I believe Japan is in a situation similar to that of England when it was regarded as the “sick old man of Europe.” A lot of politicians and business leaders still seem to rest on the laurels of Japan Inc.’s successful experience after World War II.

On the other hand, not a few citizens and industries still rely heavily on the government to live. It has been said that Japanese society likes the word “reform,” but tries to ignore the ramifications or negative aspects of what reform entails.

Some people hope to see the return of a prime minister like Junichiro Koizumi, who emulated Thatcher-style politics, but he was only successful in introducing market fundamentalism. Average Japanese citizens did not get enough of the benefits to feel that their lives had improved, compared with British people.

I hope Japan gets out of its long period of economic and political stagnation. A decisive and candid leader is needed in Japan as well. But Japanese citizens should realize that there is no such thing as reform that doesn’t bring about a certain amount of pain.

The politicians in history who become known as great statesmen are supposed to take painful measures straightforwardly, even if they are called a “milk snatcher.”

shuichi john watanabe

The opinions expressed in this letter to the editor are the writer’s own and do not necessarily reflect the policies of The Japan Times.

  • Starviking

    The author of this letter should note that “England” is not the name of the country they are trying to reference – it’s the United Kingdom.

  • Paul Cotter

    Great letter. I have often thought the same thing. One thing that seems to be stopping Japan of getting out of it’s current malaise is pride. It was the same with Britain in the decades after the war where the older people believed that they were somehow a people of special character and spirit, after all they had had a great empire and held off the might of the Germans at Dunkirk and endured the blitz. While the country continued to sink the older British believed there was still something special in the British character and they would soon retain their former glory. It seems like a similar situation in Japan, the country is sinking but still the average ojisan continues to believe that the Japanese spirit is somehow special and they just have to work themselves out of the mess, but they can’t see that by doing so they are actually digging the hole deeper.

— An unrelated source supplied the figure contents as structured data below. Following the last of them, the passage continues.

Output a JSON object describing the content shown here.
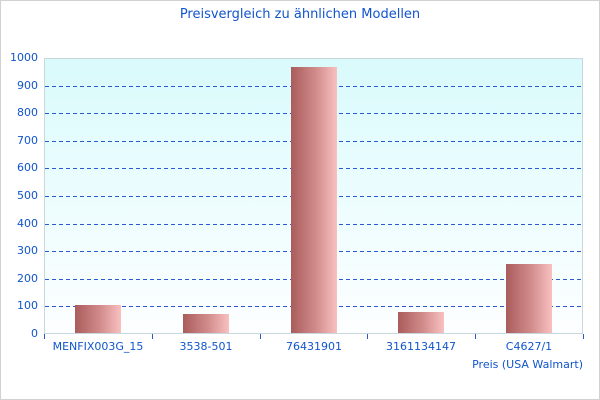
{
  "title": "Preisvergleich zu ähnlichen Modellen",
  "chart_data": {
    "type": "bar",
    "title": "Preisvergleich zu ähnlichen Modellen",
    "categories": [
      "MENFIX003G_15",
      "3538-501",
      "76431901",
      "3161134147",
      "C4627/1"
    ],
    "values": [
      100,
      70,
      965,
      75,
      250
    ],
    "xlabel": "Preis (USA Walmart)",
    "ylabel": "",
    "ylim": [
      0,
      1000
    ],
    "ytick_step": 100,
    "grid": "horizontal-dashed",
    "legend_position": "none",
    "bar_color_gradient": [
      "#aa5c5c",
      "#f9c0c0"
    ],
    "plot_background_gradient": [
      "#d9fafc",
      "#ffffff"
    ],
    "text_color": "#1155cc",
    "gridline_color": "#2a5bcc"
  }
}
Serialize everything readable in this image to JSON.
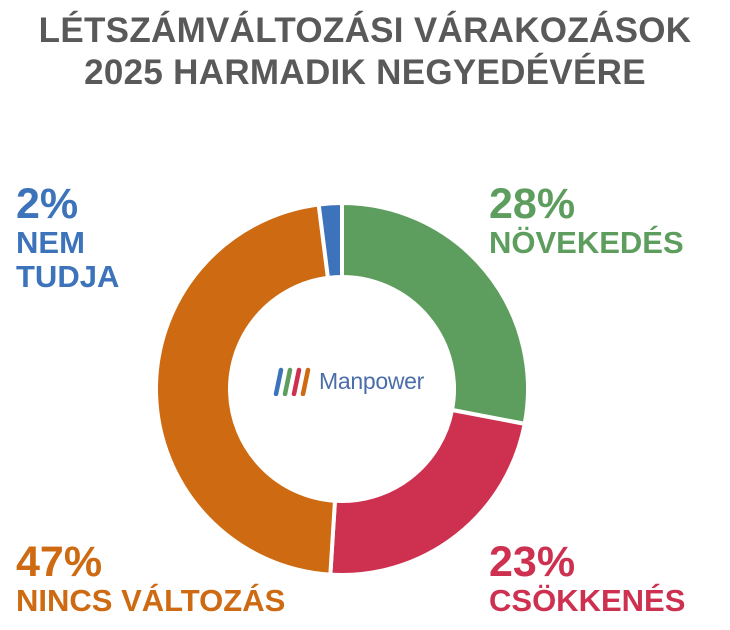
{
  "chart_data": {
    "type": "donut",
    "title": [
      "LÉTSZÁMVÁLTOZÁSI VÁRAKOZÁSOK",
      "2025 HARMADIK NEGYEDÉVÉRE"
    ],
    "center_logo_text": "Manpower",
    "slices": [
      {
        "label_lines": [
          "NÖVEKEDÉS"
        ],
        "value": 28,
        "value_label": "28%",
        "color": "#5d9e5f"
      },
      {
        "label_lines": [
          "CSÖKKENÉS"
        ],
        "value": 23,
        "value_label": "23%",
        "color": "#cd314f"
      },
      {
        "label_lines": [
          "NINCS VÁLTOZÁS"
        ],
        "value": 47,
        "value_label": "47%",
        "color": "#cd6a12"
      },
      {
        "label_lines": [
          "NEM",
          "TUDJA"
        ],
        "value": 2,
        "value_label": "2%",
        "color": "#3c73ba"
      }
    ]
  }
}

Meanwhile they will make snide comments about the young and blame them for having lost this special spirit. In both cases it is as if the ship is sinking and everyone is standing on the deck and not noticing that the ship is sinking because they are looking at something else happening in the distance.

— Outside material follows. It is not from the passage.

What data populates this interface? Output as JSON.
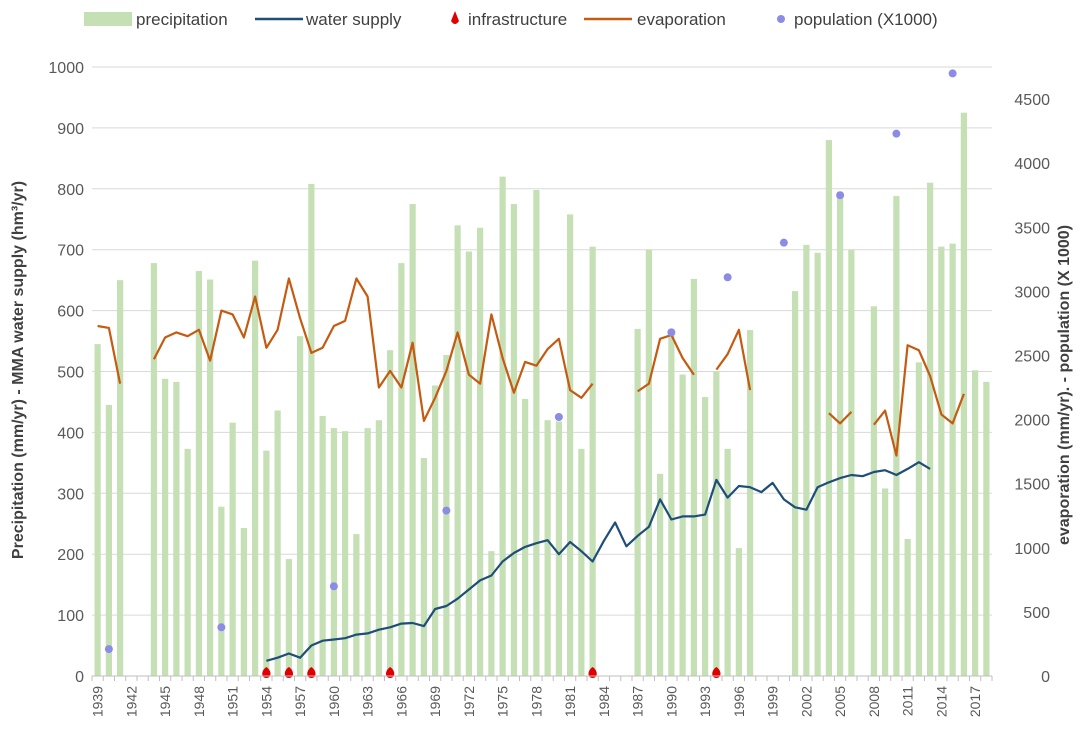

    Whether or not it is due to the policies of Margaret Thatcher I can’t say but Britain has managed to change and it is a fundamental change in ideology and values which have allowed a change in the social structures, not the other way around. Britain is by no means an example of a model society but the values held by the majority are unrecognisable from what they were a half century ago. Very few British now believe they are part of a chosen people destined to rule the world and thank god that is the case. I believe that the time has come for Japan to reassess many of the values that have made it the great country that it is today because what worked in the 1950’s and 1960’s is no longer applicable. I have an idea of some of the things that could stand some change but perhaps that is not for me to say, the Japanese people have to demand the changes that are needed, it has to be a bottom up process because the elite’s interests are far too entrenched in the status quo.

    I don’t think it is simply about economic growth, in fact the continued quest for this magic economic growth is probably one of the problems (How can a country with an aging and declining population seriously expect long term economic growth?). It is about the happiness, welfare and quality of life of the average Japanese person. The majority of people that I meet from day to day are remarkably kind, considerate and thoughtful, I really believe that they deserve better.